Figure 6: Vulnerability Distribution with RS3 Dial
Seeing All Through a Bird’s Eye View
The final bubble chart visualization (Figure 7) allows the 125 sample clients and their values to be legibly displayed all at once. Users get a bird’s eye view of how the groups clustered within the five different security score categories from low to high (300 to 850) in red, orange, yellow, green, and blue. Groups with low RS3 (high-risk groups) can be easily identified as well as the groups with large numbers of assets.
Figure 7: Bubble Chart Visualization
Figure 8: Tier-2 Pop-Ups
To get the tier-2 statistics for each group, end users can hover their mouse over each bubble and see details within (figure 8). The tier-2 statistics details are client name, RS3 score, no. of assets and high-risk assets.
Unveiling Actionable Intelligence
To reveal actionable intelligence from the overall bubble chart view, we allow end users to access Top Risks view (figure 9).
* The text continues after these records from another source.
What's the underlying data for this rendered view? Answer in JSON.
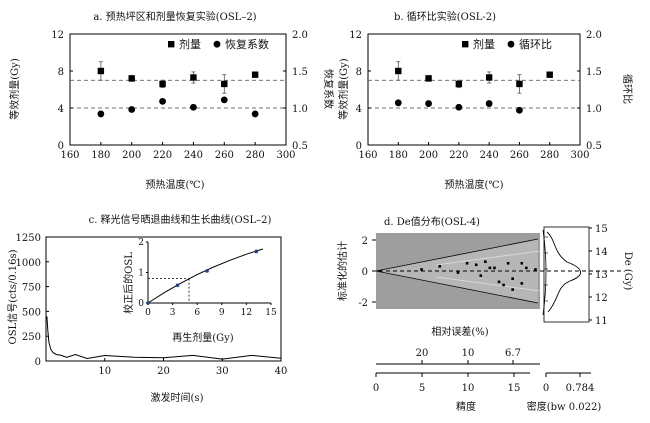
{
  "chart_data": [
    {
      "id": "a",
      "type": "scatter",
      "title": "a. 预热坪区和剂量恢复实验(OSL–2)",
      "xlabel": "预热温度(℃)",
      "ylabel_left": "等效剂量(Gy)",
      "ylabel_right": "恢复系数",
      "xlim": [
        160,
        300
      ],
      "xticks": [
        160,
        180,
        200,
        220,
        240,
        260,
        280,
        300
      ],
      "ylim_left": [
        0,
        12
      ],
      "yticks_left": [
        0,
        4,
        8,
        12
      ],
      "ylim_right": [
        0.5,
        2.0
      ],
      "yticks_right": [
        "0.5",
        "1.0",
        "1.5",
        "2.0"
      ],
      "ref_lines_left": [
        7.0,
        4.0
      ],
      "legend": [
        "剂量",
        "恢复系数"
      ],
      "series": [
        {
          "name": "剂量",
          "marker": "square",
          "axis": "left",
          "x": [
            180,
            200,
            220,
            240,
            260,
            280
          ],
          "y": [
            8.0,
            7.2,
            6.6,
            7.3,
            6.6,
            7.6
          ],
          "err": [
            1.0,
            0.3,
            0.4,
            0.6,
            1.0,
            0.0
          ]
        },
        {
          "name": "恢复系数",
          "marker": "circle",
          "axis": "right",
          "x": [
            180,
            200,
            220,
            240,
            260,
            280
          ],
          "y": [
            0.92,
            0.98,
            1.09,
            1.01,
            1.11,
            0.92
          ]
        }
      ]
    },
    {
      "id": "b",
      "type": "scatter",
      "title": "b. 循环比实验(OSL-2)",
      "xlabel": "预热温度(℃)",
      "ylabel_left": "等效剂量(Gy)",
      "ylabel_right": "循环比",
      "xlim": [
        160,
        300
      ],
      "xticks": [
        160,
        180,
        200,
        220,
        240,
        260,
        280,
        300
      ],
      "ylim_left": [
        0,
        12
      ],
      "yticks_left": [
        0,
        4,
        8,
        12
      ],
      "ylim_right": [
        0.5,
        2.0
      ],
      "yticks_right": [
        "0.5",
        "1.0",
        "1.5",
        "2.0"
      ],
      "ref_lines_left": [
        7.0,
        4.0
      ],
      "legend": [
        "剂量",
        "循环比"
      ],
      "series": [
        {
          "name": "剂量",
          "marker": "square",
          "axis": "left",
          "x": [
            180,
            200,
            220,
            240,
            260,
            280
          ],
          "y": [
            8.0,
            7.2,
            6.6,
            7.3,
            6.6,
            7.6
          ],
          "err": [
            1.0,
            0.3,
            0.4,
            0.6,
            1.0,
            0.0
          ]
        },
        {
          "name": "循环比",
          "marker": "circle",
          "axis": "right",
          "x": [
            180,
            200,
            220,
            240,
            260
          ],
          "y": [
            1.07,
            1.06,
            1.01,
            1.06,
            0.97
          ]
        }
      ]
    },
    {
      "id": "c",
      "type": "line",
      "title": "c. 释光信号晒退曲线和生长曲线(OSL–2)",
      "xlabel": "激发时间(s)",
      "ylabel": "OSL信号(cts/0.16s)",
      "xlim": [
        0,
        40
      ],
      "xticks": [
        10,
        20,
        30,
        40
      ],
      "ylim": [
        0,
        1250
      ],
      "yticks": [
        0,
        250,
        500,
        750,
        1000,
        1250
      ],
      "series": [
        {
          "name": "晒退曲线",
          "x": [
            0.16,
            0.3,
            0.5,
            0.8,
            1.2,
            1.8,
            2.5,
            3.5,
            5,
            7,
            10,
            15,
            20,
            25,
            30,
            35,
            40
          ],
          "y": [
            450,
            310,
            190,
            120,
            85,
            65,
            55,
            50,
            46,
            44,
            42,
            41,
            40,
            40,
            39,
            39,
            38
          ]
        }
      ],
      "inset": {
        "type": "line",
        "xlabel": "再生剂量(Gy)",
        "ylabel": "校正后的OSL",
        "xlim": [
          0,
          15
        ],
        "xticks": [
          0,
          3,
          6,
          9,
          12,
          15
        ],
        "ylim": [
          0,
          2
        ],
        "yticks": [
          0,
          1,
          2
        ],
        "points": {
          "x": [
            0,
            3.6,
            7.2,
            13.2
          ],
          "y": [
            0.0,
            0.58,
            1.05,
            1.69
          ]
        },
        "fit": {
          "x": [
            0,
            2,
            4,
            6,
            8,
            10,
            12,
            14
          ],
          "y": [
            0.0,
            0.34,
            0.65,
            0.93,
            1.18,
            1.4,
            1.6,
            1.77
          ]
        },
        "de_marker": {
          "x": 5.0,
          "y": 0.8
        }
      }
    },
    {
      "id": "d",
      "type": "scatter",
      "title": "d. De值分布(OSL-4)",
      "subtype": "radial plot with kernel density",
      "ylabel_left": "标准化的估计",
      "ylabel_right": "De (Gy)",
      "yticks_left": [
        -2,
        0,
        2
      ],
      "relative_error_label": "相对误差(%)",
      "relative_error_ticks": [
        "20",
        "10",
        "6.7"
      ],
      "precision_label": "精度",
      "precision_ticks": [
        0,
        5,
        10,
        15
      ],
      "density_label": "密度(bw 0.022)",
      "density_ticks": [
        "0",
        "0.784"
      ],
      "de_ticks": [
        11,
        12,
        13,
        14,
        15
      ],
      "points": {
        "precision": [
          5,
          7,
          9,
          10,
          11,
          11.5,
          12,
          12.5,
          13,
          13.5,
          14,
          14.5,
          15,
          15,
          16,
          16,
          16.5,
          17.5
        ],
        "std_estimate": [
          0.1,
          0.3,
          -0.1,
          0.5,
          0.4,
          -0.3,
          0.6,
          0.2,
          0.2,
          -0.7,
          -0.9,
          0.5,
          -0.5,
          -1.2,
          -0.8,
          0.5,
          0.2,
          0.1
        ]
      }
    }
  ]
}
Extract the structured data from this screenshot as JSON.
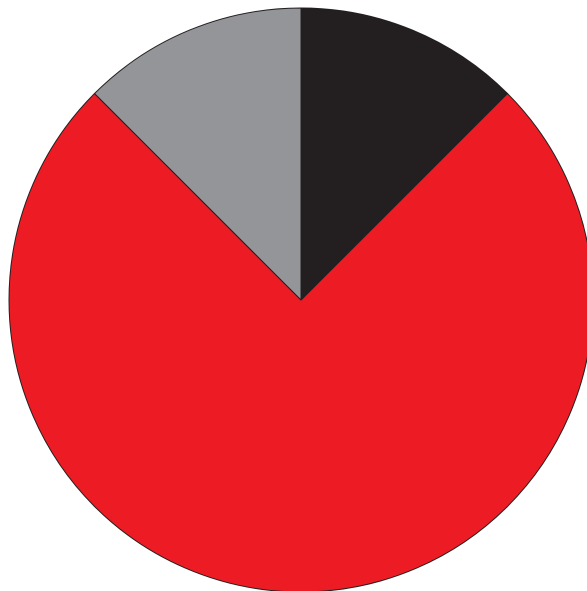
{
  "chart_data": {
    "type": "pie",
    "title": "",
    "start_angle_deg": 0,
    "direction": "clockwise",
    "slices": [
      {
        "label": "",
        "value": 12.5,
        "color": "#231f20"
      },
      {
        "label": "",
        "value": 75.0,
        "color": "#ed1c24"
      },
      {
        "label": "",
        "value": 12.5,
        "color": "#939598"
      }
    ],
    "outline_color": "#231f20",
    "background": "#ffffff"
  }
}
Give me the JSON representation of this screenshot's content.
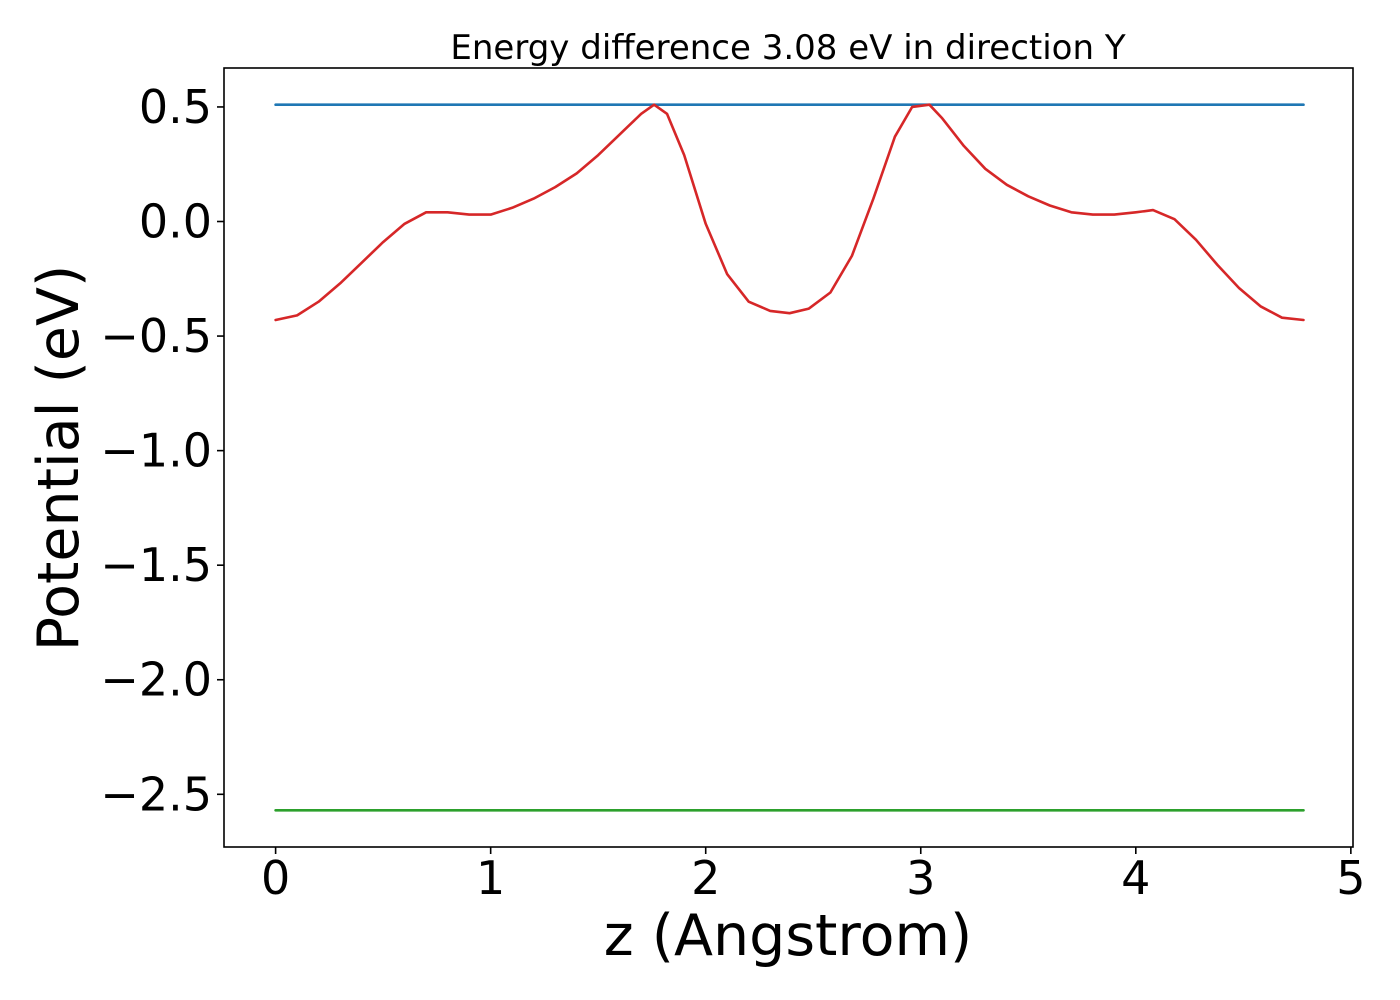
{
  "chart_data": {
    "type": "line",
    "title": "Energy difference 3.08 eV in direction Y",
    "xlabel": "z (Angstrom)",
    "ylabel": "Potential (eV)",
    "xlim": [
      -0.24,
      5.01
    ],
    "ylim": [
      -2.73,
      0.67
    ],
    "xticks": [
      0,
      1,
      2,
      3,
      4,
      5
    ],
    "xtick_labels": [
      "0",
      "1",
      "2",
      "3",
      "4",
      "5"
    ],
    "yticks": [
      0.5,
      0.0,
      -0.5,
      -1.0,
      -1.5,
      -2.0,
      -2.5
    ],
    "ytick_labels": [
      "0.5",
      "0.0",
      "−0.5",
      "−1.0",
      "−1.5",
      "−2.0",
      "−2.5"
    ],
    "grid": false,
    "series": [
      {
        "color": "#1f77b4",
        "x": [
          0,
          4.78
        ],
        "y": [
          0.51,
          0.51
        ]
      },
      {
        "color": "#2ca02c",
        "x": [
          0,
          4.78
        ],
        "y": [
          -2.57,
          -2.57
        ]
      },
      {
        "color": "#d62728",
        "x": [
          0,
          0.1,
          0.2,
          0.3,
          0.4,
          0.5,
          0.6,
          0.7,
          0.8,
          0.9,
          1.0,
          1.1,
          1.2,
          1.3,
          1.4,
          1.5,
          1.6,
          1.7,
          1.76,
          1.82,
          1.9,
          2.0,
          2.1,
          2.2,
          2.3,
          2.39,
          2.48,
          2.58,
          2.68,
          2.78,
          2.88,
          2.96,
          3.04,
          3.1,
          3.2,
          3.3,
          3.4,
          3.5,
          3.6,
          3.7,
          3.8,
          3.9,
          4.0,
          4.08,
          4.18,
          4.28,
          4.38,
          4.48,
          4.58,
          4.68,
          4.78
        ],
        "y": [
          -0.43,
          -0.41,
          -0.35,
          -0.27,
          -0.18,
          -0.09,
          -0.01,
          0.04,
          0.04,
          0.03,
          0.03,
          0.06,
          0.1,
          0.15,
          0.21,
          0.29,
          0.38,
          0.47,
          0.51,
          0.47,
          0.29,
          -0.01,
          -0.23,
          -0.35,
          -0.39,
          -0.4,
          -0.38,
          -0.31,
          -0.15,
          0.1,
          0.37,
          0.5,
          0.51,
          0.45,
          0.33,
          0.23,
          0.16,
          0.11,
          0.07,
          0.04,
          0.03,
          0.03,
          0.04,
          0.05,
          0.01,
          -0.08,
          -0.19,
          -0.29,
          -0.37,
          -0.42,
          -0.43
        ]
      }
    ]
  }
}
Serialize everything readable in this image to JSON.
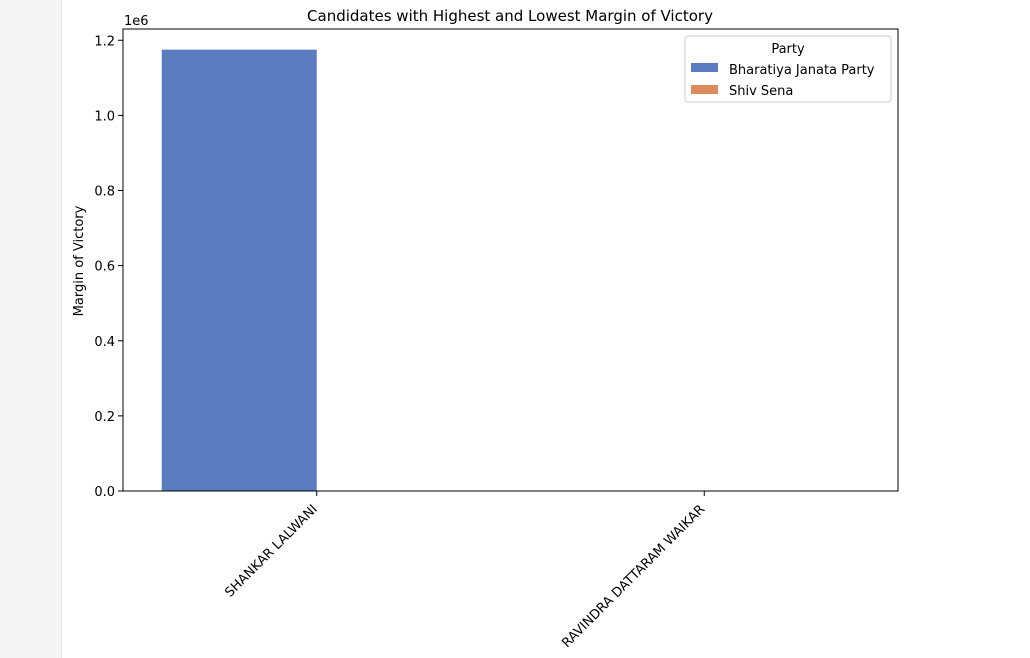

The Top Risks view is a more granular representation showing top 5 high-risk clients, top 5 vulnerable hosts, top 5 vulnerabilities, top 5 malware, top 5 exploits, and top 5 vulnerable web applications across all clients. Based on the end user’s access level, the user can quickly identify high-risk assets across multiple clients and take appropriate actions.
Figure 9: Top Risks
From figure 9, it can also be noted that the rudimentary list view representation of Top Risks (in figure 1) has been enhanced to the distributed bubble chart. The top 5 risk clients can easily be identified from the Top Risks view where the bubble chart is pre-filtered to display the top 5 risks.
As next steps, we are now working on representing client risk posture by industry domain. Further, we are exploring ways to compare tier-2 statistics (no. of high-risk assets, no. of high-risk web applications etc.) across high-risk clients using this bubble chart visualization, which is one of the limitations now.